# Amazing afternoon offshore



## jspooney (Oct 2, 2007)

I couldn’t ask for better crew or better conditions. As a bonus, we caught a few fish. Left the dock at 3:15- back at 7:30.


----------



## tiger297 (Jan 13, 2018)

Looks like a spectacular time!


----------



## Emerald Ghost (Mar 11, 2008)

Can't believe you took that young mans shoes.... poor things bare footed.

Nice haul.


----------



## Boat-Dude (Sep 24, 2011)

WOW, what great pictures, spoon ya done good.


----------



## jspooney (Oct 2, 2007)

It was really cool. The sun setting to our West and at the same time had the blood orange moon rising to our East


----------



## Murphy's Law (Sep 27, 2007)

Congrats on the catch spoons !

Sent from my SM-G950U using Tapatalk


----------



## BananaTom (Feb 16, 2008)

Who’s that guy next to you? Hahaha


----------



## H2OMARK (Oct 2, 2007)

Man that looks a heck of a lot nicer than yesterday morning. Saturday morning was downright dreadful. Nice catch


----------



## jspooney (Oct 2, 2007)

H2OMARK said:


> Man that looks a heck of a lot nicer than yesterday morning. Saturday morning was downright dreadful. Nice catch


I was out on Saturday morning and it was far sloppier for sure. Last night was one of those dream days.


----------



## SurfRidr (Apr 24, 2012)

Fished Sat and Sunday as well. Saturday morning was like a wet blanket, but Sunday afternoon it really cleaned up nicely. I was limited on Sunday with how long and far I could go as we had the 7 year old with us, but still caught some fish. Put a few more snapper in the box, and good Lord the triggerfish were thick.

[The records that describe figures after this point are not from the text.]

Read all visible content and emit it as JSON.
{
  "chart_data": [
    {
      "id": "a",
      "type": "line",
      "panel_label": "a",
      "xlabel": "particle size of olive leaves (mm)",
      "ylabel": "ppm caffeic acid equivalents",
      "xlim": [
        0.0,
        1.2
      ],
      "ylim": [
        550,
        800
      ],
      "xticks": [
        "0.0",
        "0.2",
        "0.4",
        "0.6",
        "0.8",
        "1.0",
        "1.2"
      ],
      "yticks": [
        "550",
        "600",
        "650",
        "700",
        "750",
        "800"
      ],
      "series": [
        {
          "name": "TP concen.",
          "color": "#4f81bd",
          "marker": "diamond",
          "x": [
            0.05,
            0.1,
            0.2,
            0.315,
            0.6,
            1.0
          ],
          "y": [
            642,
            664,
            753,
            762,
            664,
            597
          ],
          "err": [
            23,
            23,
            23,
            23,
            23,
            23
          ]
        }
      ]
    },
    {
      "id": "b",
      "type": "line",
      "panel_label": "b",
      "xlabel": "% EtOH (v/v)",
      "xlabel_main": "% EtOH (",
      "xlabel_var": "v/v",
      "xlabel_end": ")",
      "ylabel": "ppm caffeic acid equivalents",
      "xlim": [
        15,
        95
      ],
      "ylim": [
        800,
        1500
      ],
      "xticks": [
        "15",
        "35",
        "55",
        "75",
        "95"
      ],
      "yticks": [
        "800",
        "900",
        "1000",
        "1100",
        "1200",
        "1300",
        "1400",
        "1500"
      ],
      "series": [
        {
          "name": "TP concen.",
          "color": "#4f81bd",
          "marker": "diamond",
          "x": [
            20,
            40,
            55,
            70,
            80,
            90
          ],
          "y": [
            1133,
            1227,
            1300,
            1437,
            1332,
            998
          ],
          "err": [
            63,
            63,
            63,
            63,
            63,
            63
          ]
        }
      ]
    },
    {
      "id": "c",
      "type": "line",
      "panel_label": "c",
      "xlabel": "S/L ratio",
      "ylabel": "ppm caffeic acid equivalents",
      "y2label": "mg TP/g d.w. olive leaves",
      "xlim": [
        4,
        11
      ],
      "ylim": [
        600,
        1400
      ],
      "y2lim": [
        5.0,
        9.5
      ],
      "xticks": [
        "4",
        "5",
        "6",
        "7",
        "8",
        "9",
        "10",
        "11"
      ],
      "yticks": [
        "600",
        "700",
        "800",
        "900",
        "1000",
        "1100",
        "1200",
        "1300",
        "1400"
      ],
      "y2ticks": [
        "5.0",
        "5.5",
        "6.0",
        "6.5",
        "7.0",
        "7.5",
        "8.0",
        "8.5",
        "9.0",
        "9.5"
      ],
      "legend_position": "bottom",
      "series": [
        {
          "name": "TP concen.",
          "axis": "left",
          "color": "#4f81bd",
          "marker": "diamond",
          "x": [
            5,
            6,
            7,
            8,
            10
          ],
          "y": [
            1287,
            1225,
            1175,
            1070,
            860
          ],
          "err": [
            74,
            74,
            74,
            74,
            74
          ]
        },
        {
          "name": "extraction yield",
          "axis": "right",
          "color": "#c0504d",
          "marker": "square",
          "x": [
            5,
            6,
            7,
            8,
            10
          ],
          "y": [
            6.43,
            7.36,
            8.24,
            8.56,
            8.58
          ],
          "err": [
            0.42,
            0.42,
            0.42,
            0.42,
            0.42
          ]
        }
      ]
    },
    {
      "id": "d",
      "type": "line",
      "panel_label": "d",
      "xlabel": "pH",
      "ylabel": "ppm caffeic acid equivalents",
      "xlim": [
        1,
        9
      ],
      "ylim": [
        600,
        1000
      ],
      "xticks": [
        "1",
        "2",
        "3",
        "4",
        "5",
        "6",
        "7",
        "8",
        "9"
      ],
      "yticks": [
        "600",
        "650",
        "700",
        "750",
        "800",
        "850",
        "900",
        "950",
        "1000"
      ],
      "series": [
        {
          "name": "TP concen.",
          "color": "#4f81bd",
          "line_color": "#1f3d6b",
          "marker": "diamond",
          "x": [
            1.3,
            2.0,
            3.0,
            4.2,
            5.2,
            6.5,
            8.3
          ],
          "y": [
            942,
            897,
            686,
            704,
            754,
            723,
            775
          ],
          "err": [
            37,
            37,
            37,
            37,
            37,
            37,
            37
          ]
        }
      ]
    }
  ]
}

Those rare, endangered triggers!


----------



## jspooney (Oct 2, 2007)

Yep, if they open trigger back up I definitely know where to go.


----------



## parrothead (Oct 1, 2007)

jspooney said:


> Yep, if they open trigger back up I definitely know where to go.



You got that right !!!


----------



## dbaltz (Oct 22, 2018)

Do you think the triggerfish regs might be designed to protect red snapper?


----------



## CPD67 (Mar 7, 2017)

_Congrats on your trip _


----------



## JoeyWelch (Sep 25, 2009)

Nice job


----------